He had called one afternoon, rather late, after a hard day’s work. Helen rose from a low couch drawn close to the fire, as he entered, and came across the room to meet him.

“Mr. Carey! I’m so glad to see you,” she said, in her gentle fashion, with a touch of cordiality in her voice which she reserved for welcome guests.

“Father is out—lecturing, poor dear man! Aunt Charlotte is away for the day too; so I’m all alone.”

Carey sank into one of the deep chairs with a sigh of pleasure.

“How is it your room is always so charming?” he said, with an appreciative glance right and left. “It’s like an oasis in the desert.”

Helen laughed softly. “Are things as bad as that? I should hardly have described London as a desert,—a rather thickly populated one, isn’t it?”

“Oh! I don’t know,” he replied with a slight, rather weary movement. “It’s a howling wilderness to me. I hate it. I’ve got the wander-fever in my blood, I think. I want to be off again, back to ‘them spicy garlic smells, and the sunshine, and the palm trees.’ I hear the East a-calling too imperiously sometimes, Miss Mansfield.”

“I expect you are over-working,” Helen said, looking at him with a little half maternal air of concern.

There were tired lines about his eyes, though they were bright and alert as ever.

“Well! I’ve got rather a stiff job at present,” he admitted, “but I’m going to take a holiday in a week or two. Jim’s out of town, I hear?”

“Yes. He’s in Yorkshire. He has an important case on.”

“Won’t you play me something?” Carey asked, after a moment. “I’ve been thirsting for music all day.”

Helen went to the piano, and he sat absently gazing into the glowing heart of the fire. The lamps were not yet brought in, and the room was nearly dark. The firelight fell full upon his face as he sat and pondered; the lines on his forehead deepened into a frown. From her seat at the piano, in the gloom, Helen glanced at him now and again, a little curiously, while her hands stole dreamily over the keys. There was in his face something that was new to her, something vaguely dissatisfied. She had an odd fancy that he was experiencing a sensation new to him also—that he resented it—was unwilling to admit to himself its existence. She found herself speculating upon its nature before her thoughts slid into another and sadder channel. The nocturne she was playing, one of Chopin’s, died away lingeringly, pathetically, and she rose with a scarcely suppressed sigh.

The door opened at the moment, and the maid came in with the lamps; she went out again and immediately re-entered with a letter.

Helen took it quickly from the tray.

“You will forgive me one moment?” she said, with a glance at Carey. She opened the letter hastily, still standing at the piano, and looked at its contents. Then she came forward slowly, the letter in her hand, and sat down by the fire. Her face was grave.

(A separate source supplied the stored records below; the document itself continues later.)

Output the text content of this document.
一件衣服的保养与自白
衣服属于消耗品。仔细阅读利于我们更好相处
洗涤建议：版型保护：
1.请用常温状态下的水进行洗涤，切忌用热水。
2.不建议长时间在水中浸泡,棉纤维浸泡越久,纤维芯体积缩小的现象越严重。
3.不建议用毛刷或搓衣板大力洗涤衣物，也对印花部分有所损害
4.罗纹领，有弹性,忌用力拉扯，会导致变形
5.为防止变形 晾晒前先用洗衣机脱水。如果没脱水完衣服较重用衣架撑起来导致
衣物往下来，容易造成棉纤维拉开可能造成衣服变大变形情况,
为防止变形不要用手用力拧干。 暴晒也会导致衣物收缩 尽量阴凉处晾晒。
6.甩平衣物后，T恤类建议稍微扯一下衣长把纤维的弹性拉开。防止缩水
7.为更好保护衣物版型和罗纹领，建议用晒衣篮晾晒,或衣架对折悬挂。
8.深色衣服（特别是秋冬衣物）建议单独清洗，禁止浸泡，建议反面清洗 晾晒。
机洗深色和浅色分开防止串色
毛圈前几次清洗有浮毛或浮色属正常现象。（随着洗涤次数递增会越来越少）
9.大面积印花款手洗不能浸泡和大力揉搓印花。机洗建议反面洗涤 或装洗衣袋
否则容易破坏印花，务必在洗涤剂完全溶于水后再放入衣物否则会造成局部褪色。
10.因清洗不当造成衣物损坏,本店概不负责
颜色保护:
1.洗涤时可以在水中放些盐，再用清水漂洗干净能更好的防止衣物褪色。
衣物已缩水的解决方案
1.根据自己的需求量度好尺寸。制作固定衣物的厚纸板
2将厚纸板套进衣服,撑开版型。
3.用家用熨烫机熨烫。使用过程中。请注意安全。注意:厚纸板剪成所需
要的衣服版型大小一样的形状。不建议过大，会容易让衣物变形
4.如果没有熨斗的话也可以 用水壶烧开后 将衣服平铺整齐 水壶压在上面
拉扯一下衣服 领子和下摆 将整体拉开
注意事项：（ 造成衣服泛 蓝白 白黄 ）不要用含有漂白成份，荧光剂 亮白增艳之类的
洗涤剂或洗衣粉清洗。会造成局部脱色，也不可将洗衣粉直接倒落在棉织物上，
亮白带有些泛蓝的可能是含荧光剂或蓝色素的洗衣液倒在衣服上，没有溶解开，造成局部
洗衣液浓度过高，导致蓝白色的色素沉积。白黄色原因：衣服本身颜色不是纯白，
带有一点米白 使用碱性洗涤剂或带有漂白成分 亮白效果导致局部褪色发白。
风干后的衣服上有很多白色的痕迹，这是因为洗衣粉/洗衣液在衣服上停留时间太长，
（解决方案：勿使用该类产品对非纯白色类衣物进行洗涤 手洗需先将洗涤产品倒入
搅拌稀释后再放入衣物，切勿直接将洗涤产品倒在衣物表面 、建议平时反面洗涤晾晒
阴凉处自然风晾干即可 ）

“It is from Bridget,” she said, turning to him. He raised his head with a quick movement.

“Yes?” he replied, and waited. There was something about the tone in which Helen made the announcement which indicated that she wished to speak of her friend.

“Mr. Carey,” she said, after a moment, during which she had sat with averted head, “you were Bridget’s friend.” There was a note of half interrogation in the words. He stirred a little. “She told me,” Helen hastened to say. “She tells me everything,” she added with a smile. Carey looked relieved.

“You know that she has been here?—that she came here the other night?”

“Yes, I heard so. Jim told me.”

“Ah!” she replied quickly, turning appealingly to him. “I want to tell you about Bridget. Jim and I don’t agree in this matter. But he has been good,” she added, with a faint smile. “We have settled not to talk of it. I have known Bridget all my life,” she went on, and there was a touch of pride in her voice. She lifted her head. “I entirely approve of the step she has taken. I rejoice that she had the courage to do it when, and in the manner, she did.” Helen’s pale cheeks flushed a little as she spoke. She fixed her blue eyes earnestly on Carey’s face.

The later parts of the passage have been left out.